Her comments drew an immediate rebuke from Pelosi, who said the Trump administration’s approach to school reopenings was dangerous.
“What we heard from the secretary was malfeasance and dereliction of duty,” Pelosi said on CNN.
Facing a battered economy as he seeks re-election in November, Trump has pressured states to reopen shuttered businesses and schools. On Friday, he said the Treasury Department would re-examine schools’ tax-exempt status and their federal funding if they did not resume in-person classes.
But since many states relaxed coronavirus restrictions, the virus has found a new toehold. So far in July, 24 states have reported record increases in cases of COVID-19, the respiratory illness caused by the novel coronavirus, according to a Reuters tally.
“The president and his administration is messing with the health of our children,” Pelosi said. “We all want our children to go back to school, parents do and children do.

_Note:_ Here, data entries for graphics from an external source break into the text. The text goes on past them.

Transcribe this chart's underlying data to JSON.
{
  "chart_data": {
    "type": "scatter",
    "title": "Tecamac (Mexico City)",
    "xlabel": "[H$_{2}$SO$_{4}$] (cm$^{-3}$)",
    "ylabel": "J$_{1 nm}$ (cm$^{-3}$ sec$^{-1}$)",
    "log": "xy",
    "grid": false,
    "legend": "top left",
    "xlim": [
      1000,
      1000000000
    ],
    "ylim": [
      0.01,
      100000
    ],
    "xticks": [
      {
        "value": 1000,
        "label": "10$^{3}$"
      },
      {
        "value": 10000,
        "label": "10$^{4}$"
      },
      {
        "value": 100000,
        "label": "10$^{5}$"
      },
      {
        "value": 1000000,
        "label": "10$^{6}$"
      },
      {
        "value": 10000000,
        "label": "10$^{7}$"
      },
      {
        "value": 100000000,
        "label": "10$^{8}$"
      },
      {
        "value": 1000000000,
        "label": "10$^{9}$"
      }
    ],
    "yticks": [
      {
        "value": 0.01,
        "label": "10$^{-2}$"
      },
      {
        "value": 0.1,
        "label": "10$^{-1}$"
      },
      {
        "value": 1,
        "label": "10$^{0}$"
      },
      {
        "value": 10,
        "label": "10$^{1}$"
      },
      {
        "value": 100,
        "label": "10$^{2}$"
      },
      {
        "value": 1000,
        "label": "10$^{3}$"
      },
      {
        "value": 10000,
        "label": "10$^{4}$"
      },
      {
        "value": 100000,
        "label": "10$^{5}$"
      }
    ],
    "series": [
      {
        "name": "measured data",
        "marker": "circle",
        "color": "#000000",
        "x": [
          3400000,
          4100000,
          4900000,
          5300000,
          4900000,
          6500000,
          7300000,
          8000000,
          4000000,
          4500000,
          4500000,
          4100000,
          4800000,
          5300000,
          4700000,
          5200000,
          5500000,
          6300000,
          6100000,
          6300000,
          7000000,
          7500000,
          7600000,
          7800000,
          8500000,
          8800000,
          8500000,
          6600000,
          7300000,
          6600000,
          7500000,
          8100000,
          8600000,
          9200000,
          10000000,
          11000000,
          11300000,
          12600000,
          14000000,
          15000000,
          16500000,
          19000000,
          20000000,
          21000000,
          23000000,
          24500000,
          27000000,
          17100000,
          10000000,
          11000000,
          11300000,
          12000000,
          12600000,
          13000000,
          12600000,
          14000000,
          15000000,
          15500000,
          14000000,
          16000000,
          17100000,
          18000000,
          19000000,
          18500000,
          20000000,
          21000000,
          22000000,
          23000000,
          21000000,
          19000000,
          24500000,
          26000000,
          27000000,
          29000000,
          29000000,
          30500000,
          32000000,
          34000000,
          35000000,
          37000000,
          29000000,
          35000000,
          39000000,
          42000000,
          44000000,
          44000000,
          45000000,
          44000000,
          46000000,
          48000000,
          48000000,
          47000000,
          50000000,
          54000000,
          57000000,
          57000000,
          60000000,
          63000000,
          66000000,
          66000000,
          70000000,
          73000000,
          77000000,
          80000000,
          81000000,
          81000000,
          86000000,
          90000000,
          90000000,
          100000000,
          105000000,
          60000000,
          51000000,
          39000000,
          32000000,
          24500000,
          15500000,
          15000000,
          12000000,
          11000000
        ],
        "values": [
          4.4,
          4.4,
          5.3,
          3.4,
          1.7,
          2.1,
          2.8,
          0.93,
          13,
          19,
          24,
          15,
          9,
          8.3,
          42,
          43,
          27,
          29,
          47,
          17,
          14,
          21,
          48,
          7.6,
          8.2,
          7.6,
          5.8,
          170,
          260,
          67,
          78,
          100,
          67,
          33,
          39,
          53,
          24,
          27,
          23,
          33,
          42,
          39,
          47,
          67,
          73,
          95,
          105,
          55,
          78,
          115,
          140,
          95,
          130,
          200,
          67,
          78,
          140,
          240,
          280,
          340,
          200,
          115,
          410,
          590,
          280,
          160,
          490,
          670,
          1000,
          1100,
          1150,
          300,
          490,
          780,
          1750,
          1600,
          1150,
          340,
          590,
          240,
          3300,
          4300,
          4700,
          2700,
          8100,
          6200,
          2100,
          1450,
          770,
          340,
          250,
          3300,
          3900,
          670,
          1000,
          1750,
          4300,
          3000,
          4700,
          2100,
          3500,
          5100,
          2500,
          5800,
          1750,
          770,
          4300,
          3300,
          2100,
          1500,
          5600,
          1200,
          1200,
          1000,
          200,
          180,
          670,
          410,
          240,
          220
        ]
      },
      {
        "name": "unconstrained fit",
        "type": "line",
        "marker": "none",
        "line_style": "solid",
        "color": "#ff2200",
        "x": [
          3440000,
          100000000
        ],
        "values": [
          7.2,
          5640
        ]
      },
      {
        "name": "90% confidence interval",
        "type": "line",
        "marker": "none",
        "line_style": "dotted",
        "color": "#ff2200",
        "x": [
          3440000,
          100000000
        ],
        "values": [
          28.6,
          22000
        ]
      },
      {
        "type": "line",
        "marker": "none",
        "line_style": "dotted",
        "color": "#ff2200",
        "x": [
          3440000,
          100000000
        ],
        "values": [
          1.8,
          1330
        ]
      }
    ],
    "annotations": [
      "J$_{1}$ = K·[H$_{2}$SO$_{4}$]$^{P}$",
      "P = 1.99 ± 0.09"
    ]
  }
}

But they must go back safely.”
CDC recommendations for schools include testing for COVID-19, dividing students into small groups, serving packaged lunches in classrooms instead of cafeterias, and minimizing the sharing of school supplies. It has advised that seats be spaced at least six feet apart and that sneeze guards and partitions be put in place when social distancing is not possible.
DeVos called the guidelines “common sense” measures designed to be helpful to schools as they consider how, not if, to reopen.
“We know that schools across the country look very different and that there’s not going to be a one-size-fits-all approach to everything,” she told “Fox News Sunday.”
A number of Republican governors have made clear they will go their own way on coronavirus measures, including whether to reopen schools.
“We are not going to be rushed into this,” Maryland’s Republican governor, Larry Hogan, said on NBC’s “Meet the Press.”